Sie hängen häufig eingerahmt an exponierter Stelle im Eingangsbereich eines Unternehmens. Doch Zertifikate sind weit mehr als Wandschmuck, wenn sie gelebt werden: Sie sorgen für einheitliche und verbindliche Prozesse, die Entscheidungs- und Rechtssicherheit gewährleisten. Damit tragen sie entscheidend dazu bei, Fehler zu vermeiden, Abläufe zu verbessern und Erträge zu sichern.
Transportunternehmer und Logistiker bewegen jeden Tag wertvolle und sensible Güter für ihre Kunden. Sie sind für die Sicherheit der Ladung, der Mitarbeiter und nicht zuletzt für die Einhaltung von Lieferzeiten verantwortlich. Um diesen vielfältigen Verantwortungsbereichen gerecht zu werden, ist es wichtig, betriebliche Abläufe auf verlässliche Grundpfeiler zu stellen.
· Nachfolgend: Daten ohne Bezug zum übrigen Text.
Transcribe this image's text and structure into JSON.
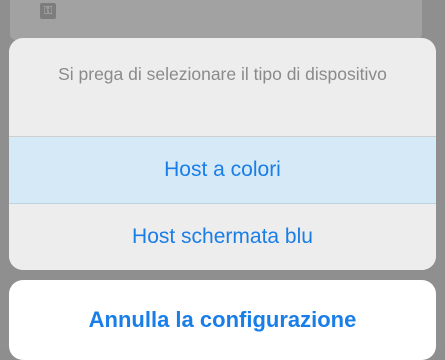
{
  "action_sheet": {
    "message": "Si prega di selezionare il tipo di dispositivo",
    "actions": [
      {
        "label": "Host a colori",
        "highlighted": true
      },
      {
        "label": "Host schermata blu",
        "highlighted": false
      }
    ]
  },
  "cancel_button": {
    "label": "Annulla la configurazione"
  },
  "colors": {
    "accent": "#1a7ee8",
    "dimmed_backdrop": "#8f8f8f",
    "sheet_background": "#ededed",
    "highlight": "#d6e9f6"
  }
}
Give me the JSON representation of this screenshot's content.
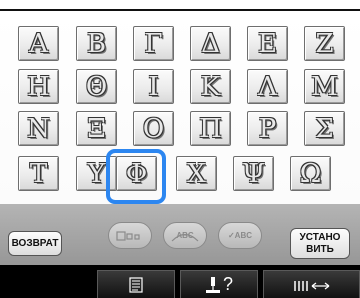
{
  "keyboard": {
    "rows": [
      [
        "Α",
        "Β",
        "Γ",
        "Δ",
        "Ε",
        "Ζ"
      ],
      [
        "Η",
        "Θ",
        "Ι",
        "Κ",
        "Λ",
        "Μ"
      ],
      [
        "Ν",
        "Ξ",
        "Ο",
        "Π",
        "Ρ",
        "Σ"
      ],
      [
        "Τ",
        "Υ",
        "Φ",
        "Χ",
        "Ψ",
        "Ω"
      ]
    ],
    "selected": "Φ"
  },
  "toolbar": {
    "back_label": "ВОЗВРАТ",
    "set_label_line1": "УСТАНО",
    "set_label_line2": "ВИТЬ",
    "check_abc_label": "✓ABC",
    "wave_abc_label": "ABC"
  },
  "bottom_tabs": {
    "help_label": "?"
  },
  "colors": {
    "selection": "#2c86f0"
  }
}
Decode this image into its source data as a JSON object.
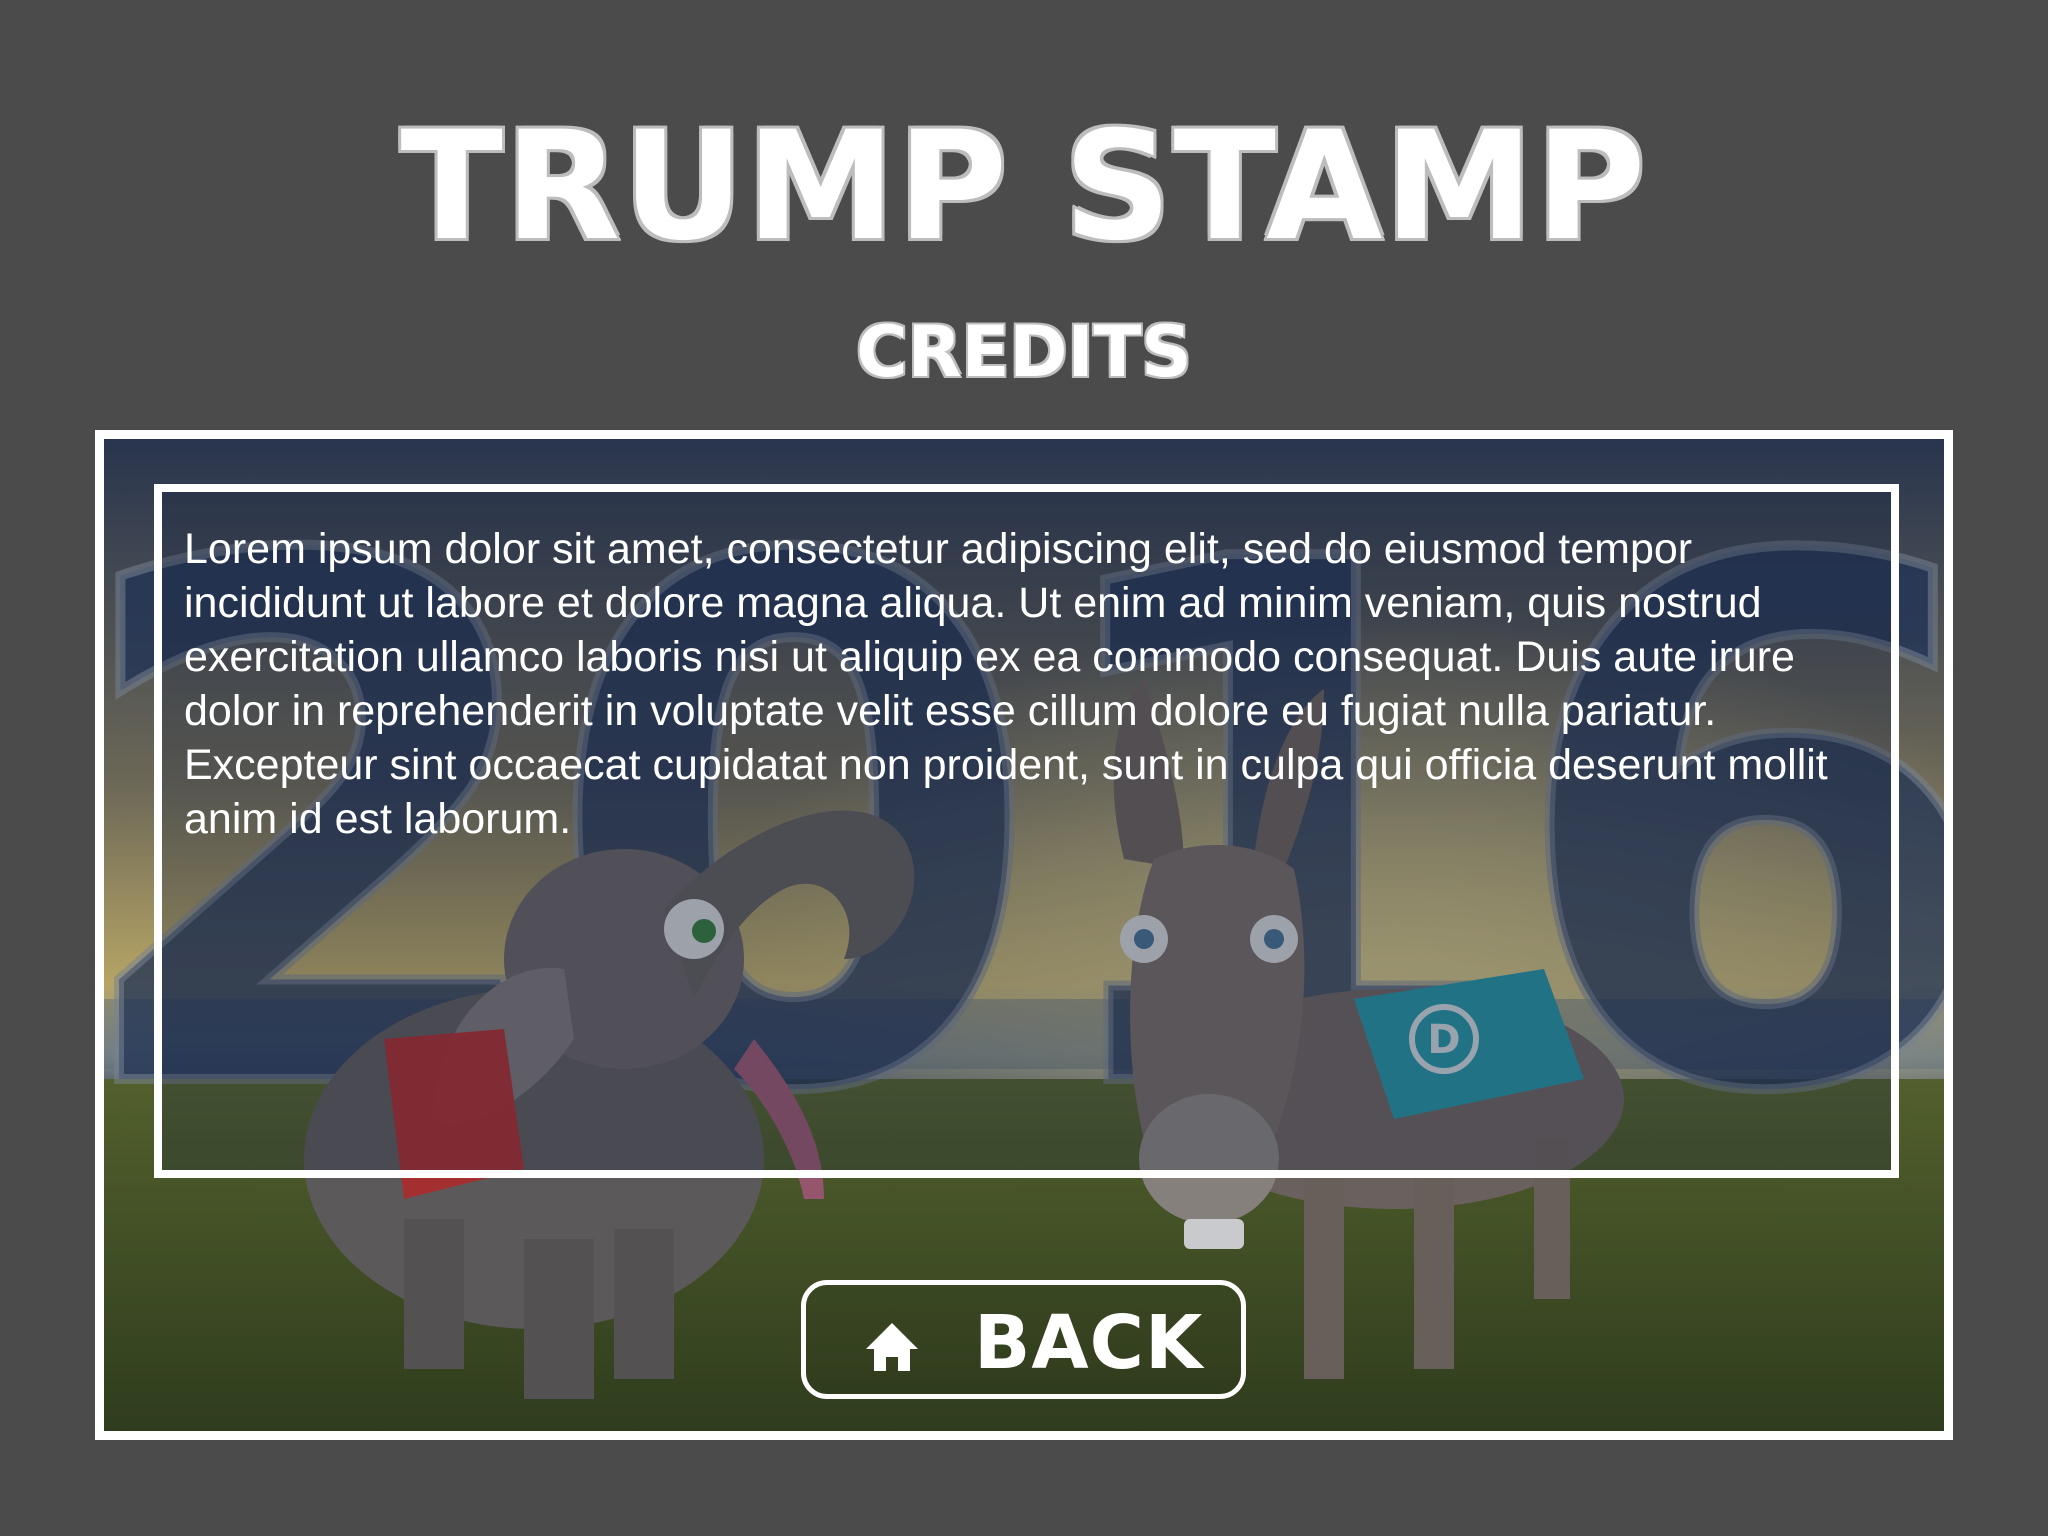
{
  "header": {
    "game_title": "TRUMP STAMP",
    "screen_title": "CREDITS"
  },
  "background": {
    "watermark_year": "2016",
    "elephant_blanket_color": "#c8302e",
    "donkey_blanket_color": "#2aa7b8",
    "donkey_blanket_letter": "D"
  },
  "credits": {
    "body": "Lorem ipsum dolor sit amet, consectetur adipiscing elit, sed do eiusmod tempor incididunt ut labore et dolore magna aliqua. Ut enim ad minim veniam, quis nostrud exercitation ullamco laboris nisi ut aliquip ex ea commodo consequat. Duis aute irure dolor in reprehenderit in voluptate velit esse cillum dolore eu fugiat nulla pariatur. Excepteur sint occaecat cupidatat non proident, sunt in culpa qui officia deserunt mollit anim id est laborum."
  },
  "back_button": {
    "icon": "home-icon",
    "label": "BACK"
  },
  "colors": {
    "page_background": "#4b4b4b",
    "frame": "#ffffff",
    "text": "#ffffff"
  }
}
Denn diese ermöglichen Entscheidungssicherheit und bilden zudem die Basis eines erfolgskritischen Risikomanagements. Integrierte Managementsysteme, die in ISO-Normen festgelegt sind, haben sich hierfür als wertvolle Ankerpunkte etabliert: Sie definieren und dokumentieren Prozesse und Strukturen eindeutig und gewähren Unternehmen damit die Sicherheit, nach einer bewährten Norm die bestmöglichen Resultate zu erzielen. Und dies im Sinne des Unternehmens durch kostenoptimierte Abläufe, im Sinne der Mitarbeiter durch die Einhaltung der Vorschriften zur Arbeitssicherheit und im Sinne der Kunden durch einen verbindlich geregelten Transportablauf und eine entsprechend hohe Qualität.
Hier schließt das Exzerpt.